El retrato que emana de Winston Churchill según este film ha sido puesta en duda por diferentes historiadores. La personalidad británica más importante del siglo XX queda hipotecada por una definición aparentemente inconsecuente. Aunque el personaje es complejo, dista mucho de  la naturaleza con la que ha pasado a la historia, aparte de gestos tan conocidos como la uve de victoria dibujada con los dedos índice y corazón, así como su sombrero y el sempiterno cigarro puro que le acompañada en cada momento.

Si la radiografía que se hace del doble premio Nobel es muy discutible, tampoco se queda atrás una puesta en escena demasiado convencional, bastante repetitiva y que no suple con talento el escaso presupuesto del conjunto. El capítulo histórico que narra merecía algo más. Como también debieran  haber recibido una mayor recompensa la labor de sus intérpretes principales y la acertada partitura de Lorne Balfe.

Brian Cox completa un trabajo magnífico. Probablemente, el mejor de su carrera. Físicamente da la talla del máximo mandatario que ocupa el eje de esta producción.

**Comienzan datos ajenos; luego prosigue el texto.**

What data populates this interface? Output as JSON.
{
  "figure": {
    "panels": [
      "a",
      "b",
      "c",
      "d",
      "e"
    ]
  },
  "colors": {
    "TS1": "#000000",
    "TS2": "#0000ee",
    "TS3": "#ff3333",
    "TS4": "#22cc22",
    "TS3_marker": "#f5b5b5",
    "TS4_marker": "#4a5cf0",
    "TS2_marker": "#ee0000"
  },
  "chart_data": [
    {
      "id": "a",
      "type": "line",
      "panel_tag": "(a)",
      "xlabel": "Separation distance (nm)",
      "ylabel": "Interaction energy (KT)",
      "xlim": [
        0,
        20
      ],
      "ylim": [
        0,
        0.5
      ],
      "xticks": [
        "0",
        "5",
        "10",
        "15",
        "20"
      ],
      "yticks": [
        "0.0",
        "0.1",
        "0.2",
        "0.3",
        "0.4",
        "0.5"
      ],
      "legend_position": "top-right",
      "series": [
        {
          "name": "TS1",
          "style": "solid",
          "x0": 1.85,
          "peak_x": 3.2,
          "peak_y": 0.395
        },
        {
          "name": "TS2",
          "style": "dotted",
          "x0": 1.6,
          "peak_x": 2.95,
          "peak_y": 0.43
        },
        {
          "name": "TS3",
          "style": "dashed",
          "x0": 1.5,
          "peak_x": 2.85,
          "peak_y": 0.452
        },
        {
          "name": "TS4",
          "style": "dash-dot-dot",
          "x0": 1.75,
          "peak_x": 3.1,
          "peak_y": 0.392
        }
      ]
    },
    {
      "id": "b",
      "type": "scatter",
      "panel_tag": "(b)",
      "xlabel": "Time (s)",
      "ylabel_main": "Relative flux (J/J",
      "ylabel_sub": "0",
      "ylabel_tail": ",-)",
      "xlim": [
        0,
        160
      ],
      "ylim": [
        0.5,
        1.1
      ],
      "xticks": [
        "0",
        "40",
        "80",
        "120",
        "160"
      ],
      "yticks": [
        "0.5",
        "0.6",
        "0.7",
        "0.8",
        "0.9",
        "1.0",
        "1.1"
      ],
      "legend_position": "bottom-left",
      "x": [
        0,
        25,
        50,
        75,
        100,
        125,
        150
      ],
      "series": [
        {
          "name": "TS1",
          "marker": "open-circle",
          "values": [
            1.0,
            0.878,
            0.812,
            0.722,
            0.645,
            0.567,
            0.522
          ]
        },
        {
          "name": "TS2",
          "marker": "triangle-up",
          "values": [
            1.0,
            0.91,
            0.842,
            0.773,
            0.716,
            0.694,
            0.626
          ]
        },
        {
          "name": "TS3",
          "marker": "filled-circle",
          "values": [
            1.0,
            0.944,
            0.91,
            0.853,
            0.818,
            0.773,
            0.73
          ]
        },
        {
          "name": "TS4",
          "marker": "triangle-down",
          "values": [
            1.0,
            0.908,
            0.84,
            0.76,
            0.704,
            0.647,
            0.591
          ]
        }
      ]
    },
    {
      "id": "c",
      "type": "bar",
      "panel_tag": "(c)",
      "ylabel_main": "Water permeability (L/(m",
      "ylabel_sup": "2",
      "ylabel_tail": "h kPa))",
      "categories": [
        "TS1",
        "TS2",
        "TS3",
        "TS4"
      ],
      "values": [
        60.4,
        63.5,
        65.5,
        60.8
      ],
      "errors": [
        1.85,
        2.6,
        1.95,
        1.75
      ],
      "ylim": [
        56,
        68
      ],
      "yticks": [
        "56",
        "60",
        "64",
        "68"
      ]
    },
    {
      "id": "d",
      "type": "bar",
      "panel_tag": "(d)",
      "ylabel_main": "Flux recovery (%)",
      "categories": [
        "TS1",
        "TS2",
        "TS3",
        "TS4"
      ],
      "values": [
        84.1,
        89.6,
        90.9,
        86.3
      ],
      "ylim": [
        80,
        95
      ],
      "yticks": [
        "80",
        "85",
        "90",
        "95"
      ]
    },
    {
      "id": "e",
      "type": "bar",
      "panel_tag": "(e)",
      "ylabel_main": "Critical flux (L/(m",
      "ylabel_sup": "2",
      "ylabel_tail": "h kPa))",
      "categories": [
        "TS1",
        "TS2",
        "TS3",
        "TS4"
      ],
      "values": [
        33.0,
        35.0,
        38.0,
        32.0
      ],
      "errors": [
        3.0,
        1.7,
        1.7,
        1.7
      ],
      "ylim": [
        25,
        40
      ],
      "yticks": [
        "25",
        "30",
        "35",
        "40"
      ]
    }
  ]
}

Se muestra muy consistente y sale airoso con matrícula de la complejidad que propone su papel, aunque el exceso de planos cortos sea un debe para el director, que expone a su protagonista mucho más de lo necesario. Si esta producción hubiera estado a la altura de las circunstancias, habría que contar con él como uno de los candidatos al Oscar, pero la pérdida de fuerza del conjunto infravalora su trabajo. Lo mismo podría decirse de una Miranda Richardson, segura y coherente a lo largo de todas sus intervenciones.